É o desejo de Deus que sejamos homens e mulheres livres, capazes de atingir nosso pleno potencial tanto material quanto espiritualmente, para que sejamos livres das limitações humilhantes da pobreza e do cativeiro do pecado, que possamos desfrutar o respeito próprio e a independência, para que estejamos preparados em todas as coisas para nos unirmos a Ele em Seu reino celestial.

Não acredito na ideia errônea de que podemos atingir esse potencial apenas por nossos esforços, sem a ajuda essencial e constante Dele. “Sabemos que é pela graça que somos salvos, depois de tudo o que pudermos fazer.”24 E não precisamos alcançar um nível mínimo de capacidade ou bondade antes de receber a ajuda de Deus — podemos receber auxílio a cada hora todos os dias, não importa onde estejamos no caminho da obediência. Mas, sei que mais do que desejar Sua ajuda, devemos nos esforçar, arrepender-nos e escolher a Deus para que Ele possa agir em nossa vida em consistência com a justiça e com o arbítrio moral.

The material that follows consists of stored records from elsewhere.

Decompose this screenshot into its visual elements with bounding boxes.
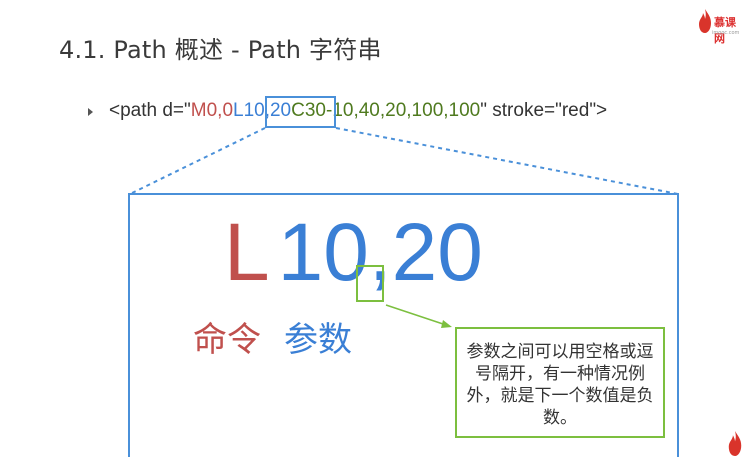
command-label: 命令	[193, 320, 261, 360]
big-command-letter: L	[224, 207, 270, 298]
args-label: 参数	[284, 320, 352, 360]
comma-highlight-box	[356, 265, 384, 302]
connector-left	[129, 127, 266, 195]
big-command-display: L10,20	[224, 212, 483, 294]
connector-right	[335, 127, 679, 195]
note-callout: 参数之间可以用空格或逗号隔开，有一种情况例外，就是下一个数值是负数。	[455, 327, 665, 438]
note-text: 参数之间可以用空格或逗号隔开，有一种情况例外，就是下一个数值是负数。	[466, 342, 654, 428]
corner-flame-icon	[728, 431, 742, 456]
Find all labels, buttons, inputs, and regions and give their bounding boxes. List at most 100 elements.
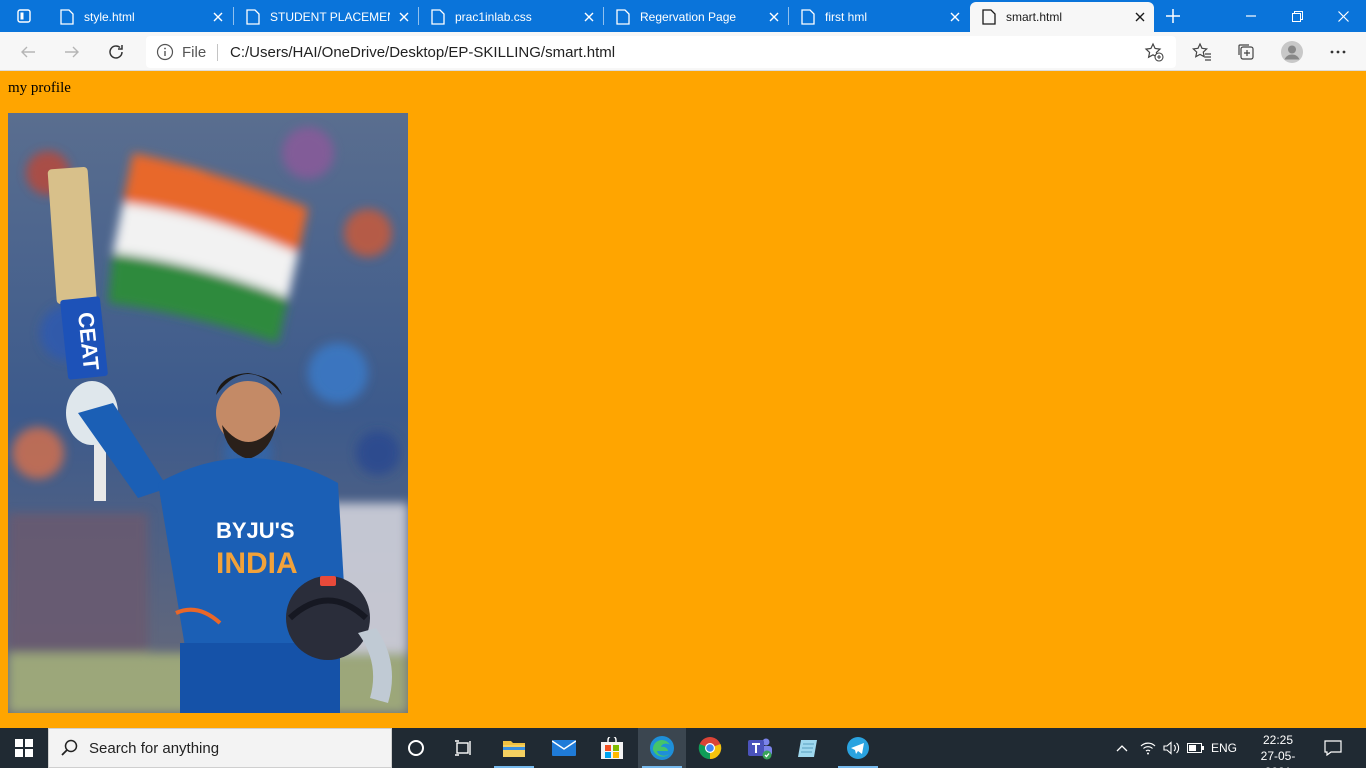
tab-title: smart.html	[1006, 10, 1063, 24]
close-icon[interactable]	[390, 3, 418, 31]
windows-taskbar: Search for anything ENG 22:25 27-05-	[0, 728, 1366, 768]
settings-more-button[interactable]	[1322, 36, 1354, 68]
arrow-right-icon	[65, 46, 79, 58]
cricketer-photo: CEAT BYJU'S INDIA	[8, 113, 408, 713]
cortana-button[interactable]	[392, 728, 440, 768]
taskbar-search-box[interactable]: Search for anything	[48, 728, 392, 768]
tab-first-hml[interactable]: first hml	[789, 2, 969, 32]
page-content: my profile CEAT BYJU'S INDIA	[0, 71, 1366, 728]
clock-time: 22:25	[1262, 733, 1294, 747]
forward-button[interactable]	[56, 36, 88, 68]
profile-button[interactable]	[1276, 36, 1308, 68]
tab-title: style.html	[84, 10, 135, 24]
collections-icon	[1238, 44, 1254, 60]
info-icon[interactable]	[156, 43, 174, 61]
notepad-icon	[798, 740, 817, 757]
new-tab-button[interactable]	[1158, 1, 1188, 31]
avatar-icon	[1281, 41, 1303, 63]
notification-icon	[1324, 740, 1342, 756]
tab-prac1inlab-css[interactable]: prac1inlab.css	[419, 2, 603, 32]
refresh-icon	[109, 45, 123, 59]
tab-strip: style.html STUDENT PLACEMENT prac1inlab.…	[0, 0, 1366, 32]
speaker-icon	[1163, 741, 1180, 755]
file-icon	[246, 9, 260, 25]
taskbar-store[interactable]	[588, 728, 636, 768]
close-icon[interactable]	[760, 3, 788, 31]
battery-icon	[1187, 743, 1204, 753]
address-bar[interactable]: File C:/Users/HAI/OneDrive/Desktop/EP-SK…	[146, 36, 1176, 68]
tab-smart-html[interactable]: smart.html	[970, 2, 1154, 32]
close-icon[interactable]	[204, 3, 232, 31]
close-icon[interactable]	[575, 3, 603, 31]
search-placeholder: Search for anything	[89, 739, 220, 757]
close-icon[interactable]	[941, 3, 969, 31]
add-favorite-icon[interactable]	[1144, 42, 1164, 62]
tab-actions-menu-icon[interactable]	[8, 0, 40, 32]
taskbar-telegram[interactable]	[834, 728, 882, 768]
network-button[interactable]	[1136, 728, 1160, 768]
favorites-button[interactable]	[1186, 36, 1218, 68]
file-icon	[801, 9, 815, 25]
chrome-icon	[698, 737, 722, 760]
plus-icon	[1166, 9, 1180, 23]
store-icon	[601, 737, 623, 759]
file-icon	[431, 9, 445, 25]
wifi-icon	[1140, 742, 1156, 755]
file-icon	[982, 9, 996, 25]
clock-date: 27-05-2021	[1260, 749, 1296, 768]
mail-icon	[552, 740, 576, 756]
refresh-button[interactable]	[100, 36, 132, 68]
folder-icon	[503, 741, 525, 757]
show-hidden-icons-button[interactable]	[1110, 728, 1134, 768]
more-icon	[1330, 50, 1346, 54]
tab-title: STUDENT PLACEMENT	[270, 10, 390, 24]
windows-logo-icon	[15, 739, 33, 757]
url-text[interactable]: C:/Users/HAI/OneDrive/Desktop/EP-SKILLIN…	[230, 44, 615, 61]
close-icon	[1337, 10, 1349, 22]
teams-icon	[748, 738, 772, 760]
telegram-icon	[847, 737, 869, 759]
taskbar-teams[interactable]	[736, 728, 784, 768]
taskbar-mail[interactable]	[540, 728, 588, 768]
tab-regervation-page[interactable]: Regervation Page	[604, 2, 788, 32]
taskbar-chrome[interactable]	[686, 728, 734, 768]
favorites-icon	[1192, 42, 1211, 61]
close-window-button[interactable]	[1320, 0, 1366, 32]
cortana-icon	[408, 740, 424, 756]
back-button[interactable]	[12, 36, 44, 68]
taskbar-file-explorer[interactable]	[490, 728, 538, 768]
clock[interactable]: 22:25 27-05-2021	[1254, 732, 1302, 768]
tab-student-placement[interactable]: STUDENT PLACEMENT	[234, 2, 418, 32]
profile-photo: CEAT BYJU'S INDIA	[8, 113, 408, 713]
file-icon	[60, 9, 74, 25]
taskbar-edge[interactable]	[638, 728, 686, 768]
close-icon[interactable]	[1126, 3, 1154, 31]
restore-button[interactable]	[1274, 0, 1320, 32]
task-view-button[interactable]	[440, 728, 488, 768]
jersey-country: INDIA	[216, 547, 298, 580]
tab-title: prac1inlab.css	[455, 10, 532, 24]
arrow-left-icon	[21, 46, 35, 58]
taskbar-notepad[interactable]	[784, 728, 832, 768]
browser-toolbar: File C:/Users/HAI/OneDrive/Desktop/EP-SK…	[0, 32, 1366, 71]
battery-button[interactable]	[1184, 728, 1208, 768]
restore-icon	[1291, 10, 1303, 22]
divider	[217, 44, 218, 61]
minimize-button[interactable]	[1228, 0, 1274, 32]
minimize-icon	[1246, 15, 1256, 17]
collections-button[interactable]	[1230, 36, 1262, 68]
language-indicator[interactable]: ENG	[1208, 728, 1240, 768]
scheme-label: File	[182, 44, 207, 61]
start-button[interactable]	[0, 728, 48, 768]
tab-title: first hml	[825, 10, 867, 24]
search-icon	[61, 739, 78, 756]
tab-title: Regervation Page	[640, 10, 737, 24]
edge-icon	[650, 736, 674, 760]
volume-button[interactable]	[1160, 728, 1184, 768]
tab-style-html[interactable]: style.html	[48, 2, 232, 32]
task-view-icon	[455, 740, 471, 756]
notifications-button[interactable]	[1318, 728, 1348, 768]
page-title: my profile	[8, 80, 71, 96]
chevron-up-icon	[1116, 745, 1128, 752]
jersey-sponsor: BYJU'S	[216, 518, 295, 543]
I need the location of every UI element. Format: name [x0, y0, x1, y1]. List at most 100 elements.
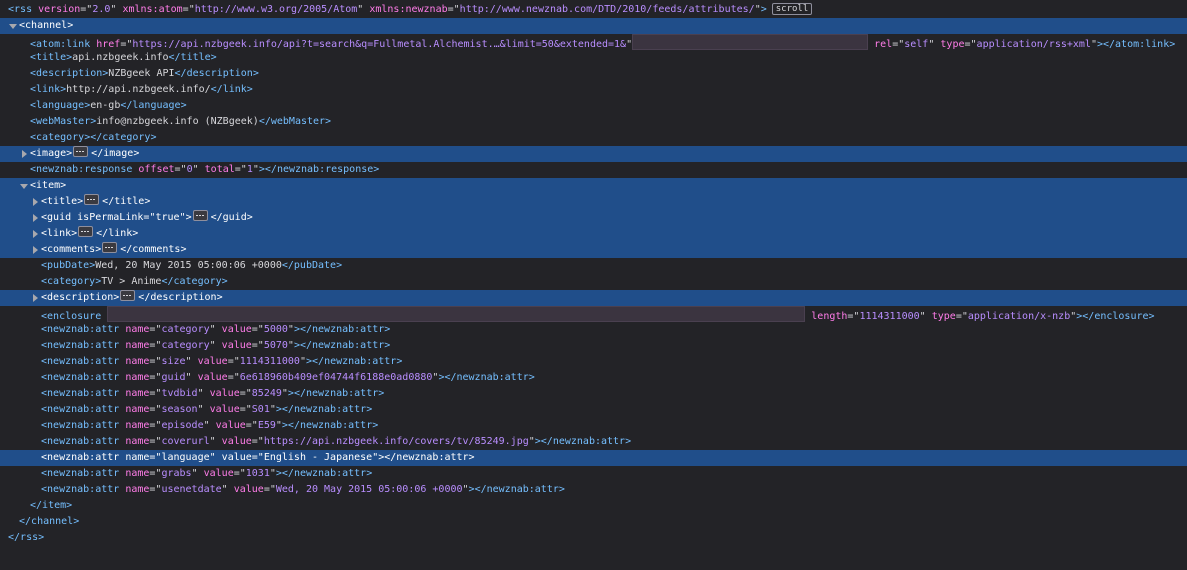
tag-bracket: ></	[275, 468, 294, 479]
tag-bracket: </	[281, 260, 294, 271]
newznab-attr-row[interactable]: <newznab:attr name="season" value="S01">…	[0, 402, 1187, 418]
tag-bracket: >	[66, 500, 73, 511]
node-markup: <rss version="2.0" xmlns:atom="http://ww…	[8, 2, 813, 18]
item-pubdate-text: Wed, 20 May 2015 05:00:06 +0000	[95, 260, 282, 271]
channel-category[interactable]: <category></category>	[0, 130, 1187, 146]
newznab-attr-row[interactable]: <newznab:attr name="grabs" value="1031">…	[0, 466, 1187, 482]
newznab-attr-row[interactable]: <newznab:attr name="usenetdate" value="W…	[0, 482, 1187, 498]
rss-open-line[interactable]: <rss version="2.0" xmlns:atom="http://ww…	[0, 2, 1187, 18]
tag-name: item	[42, 500, 67, 511]
xml-tree-view[interactable]: <rss version="2.0" xmlns:atom="http://ww…	[0, 0, 1187, 570]
attr-name: type	[940, 39, 965, 50]
item-enclosure[interactable]: <enclosure length="1114311000" type="app…	[0, 306, 1187, 322]
rss-close-line[interactable]: </rss>	[0, 530, 1187, 546]
tag-name: category	[102, 132, 151, 143]
newznab-attr-row[interactable]: <newznab:attr name="coverurl" value="htt…	[0, 434, 1187, 450]
node-markup: <pubDate>Wed, 20 May 2015 05:00:06 +0000…	[41, 258, 342, 274]
newznab-response-line[interactable]: <newznab:response offset="0" total="1"><…	[0, 162, 1187, 178]
attr-name: value	[209, 388, 240, 399]
channel-description[interactable]: <description>NZBgeek API</description>	[0, 66, 1187, 82]
expand-ellipsis-button[interactable]	[84, 194, 100, 205]
atom-link-line[interactable]: <atom:link href="https://api.nzbgeek.inf…	[0, 34, 1187, 50]
channel-language[interactable]: <language>en-gb</language>	[0, 98, 1187, 114]
item-open-line[interactable]: <item>	[0, 178, 1187, 194]
channel-image[interactable]: <image> </image>	[0, 146, 1187, 162]
attr-name-value: season	[161, 404, 198, 415]
tag-name: title	[180, 52, 211, 63]
attr-name-value: guid	[161, 372, 186, 383]
chevron-right-icon[interactable]	[30, 194, 40, 210]
tag-name: description	[47, 292, 114, 303]
attr-name: name	[125, 468, 150, 479]
tag-name: newznab:attr	[552, 436, 626, 447]
chevron-right-icon[interactable]	[30, 290, 40, 306]
newznab-attr-row[interactable]: <newznab:attr name="language" value="Eng…	[0, 450, 1187, 466]
tag-bracket: >	[180, 100, 187, 111]
node-markup: <newznab:attr name="category" value="500…	[41, 322, 390, 338]
newznab-attr-row[interactable]: <newznab:attr name="guid" value="6e61896…	[0, 370, 1187, 386]
node-markup: <category>TV > Anime</category>	[41, 274, 228, 290]
attr-punct: ="	[149, 452, 162, 463]
attr-name: value	[221, 324, 252, 335]
attr-value: 1114311000	[859, 311, 920, 322]
scroll-badge[interactable]: scroll	[771, 3, 813, 15]
attr-name: xmlns:atom	[122, 4, 183, 15]
expand-ellipsis-button[interactable]	[102, 242, 118, 253]
item-guid[interactable]: <guid isPermaLink="true"> </guid>	[0, 210, 1187, 226]
channel-title[interactable]: <title>api.nzbgeek.info</title>	[0, 50, 1187, 66]
node-markup: <link> </link>	[41, 226, 138, 242]
tag-bracket: </	[138, 292, 151, 303]
chevron-right-icon[interactable]	[30, 210, 40, 226]
newznab-attr-row[interactable]: <newznab:attr name="tvdbid" value="85249…	[0, 386, 1187, 402]
newznab-attr-row[interactable]: <newznab:attr name="episode" value="E59"…	[0, 418, 1187, 434]
node-markup: <description>NZBgeek API</description>	[30, 66, 259, 82]
expand-ellipsis-button[interactable]	[73, 146, 89, 157]
tag-bracket: ></	[293, 340, 313, 351]
item-title[interactable]: <title> </title>	[0, 194, 1187, 210]
attr-punct: ="	[245, 420, 258, 431]
expand-ellipsis-button[interactable]	[78, 226, 94, 237]
attr-punct: ="	[239, 388, 252, 399]
newznab-attr-row[interactable]: <newznab:attr name="category" value="500…	[0, 322, 1187, 338]
tag-name: newznab:attr	[293, 404, 367, 415]
tag-name: newznab:response	[276, 164, 374, 175]
chevron-right-icon[interactable]	[30, 226, 40, 242]
chevron-down-icon[interactable]	[8, 18, 18, 34]
node-markup: </channel>	[19, 514, 79, 530]
item-link[interactable]: <link> </link>	[0, 226, 1187, 242]
node-markup: <newznab:attr name="coverurl" value="htt…	[41, 434, 631, 450]
expand-ellipsis-button[interactable]	[192, 210, 208, 221]
tag-name: category	[47, 276, 96, 287]
item-comments[interactable]: <comments> </comments>	[0, 242, 1187, 258]
tag-bracket: </	[210, 212, 223, 223]
tag-name: pubDate	[293, 260, 337, 271]
node-markup: <title> </title>	[41, 194, 150, 210]
attr-value: application/x-nzb	[967, 311, 1071, 322]
tag-bracket: >	[60, 180, 67, 191]
channel-open-line[interactable]: <channel>	[0, 18, 1187, 34]
attr-value: https://api.nzbgeek.info/covers/tv/85249…	[263, 436, 529, 447]
channel-close-line[interactable]: </channel>	[0, 514, 1187, 530]
item-close-line[interactable]: </item>	[0, 498, 1187, 514]
expand-ellipsis-button[interactable]	[120, 290, 136, 301]
tag-bracket: >	[144, 196, 151, 207]
tag-bracket: >	[66, 148, 73, 159]
tag-bracket: >	[133, 148, 140, 159]
tag-name: channel	[31, 516, 74, 527]
tag-bracket: </	[168, 52, 181, 63]
chevron-down-icon[interactable]	[19, 178, 29, 194]
tag-bracket: ></	[306, 356, 325, 367]
channel-link[interactable]: <link>http://api.nzbgeek.info/</link>	[0, 82, 1187, 98]
tag-bracket: >	[1169, 39, 1176, 50]
redacted-block	[107, 306, 806, 322]
tag-name: newznab:attr	[456, 372, 529, 383]
node-markup: <newznab:attr name="tvdbid" value="85249…	[41, 386, 384, 402]
item-description[interactable]: <description> </description>	[0, 290, 1187, 306]
newznab-attr-row[interactable]: <newznab:attr name="category" value="507…	[0, 338, 1187, 354]
chevron-right-icon[interactable]	[19, 146, 29, 162]
item-pubdate[interactable]: <pubDate>Wed, 20 May 2015 05:00:06 +0000…	[0, 258, 1187, 274]
item-category[interactable]: <category>TV > Anime</category>	[0, 274, 1187, 290]
channel-webmaster[interactable]: <webMaster>info@nzbgeek.info (NZBgeek)</…	[0, 114, 1187, 130]
chevron-right-icon[interactable]	[30, 242, 40, 258]
newznab-attr-row[interactable]: <newznab:attr name="size" value="1114311…	[0, 354, 1187, 370]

Minha súplica é que simplesmente assumamos a responsabilidade e trabalhemos para que Deus possa nos ajudar.

Presto testemunho que Deus, o Pai, vive, que Seu Filho, Jesus Cristo, é nosso Redentor e que o Espírito Santo está presente conosco. O desejo que Eles têm de nos ajudar é inquestionável, e a capacidade que têm de fazê-lo é infinita. Que possamos “[despertar] e [levantar] do pó, (…) para que se cumpram os convênios que o Pai Eterno fez [conosco]”.25 Em nome de Jesus Cristo. Amém.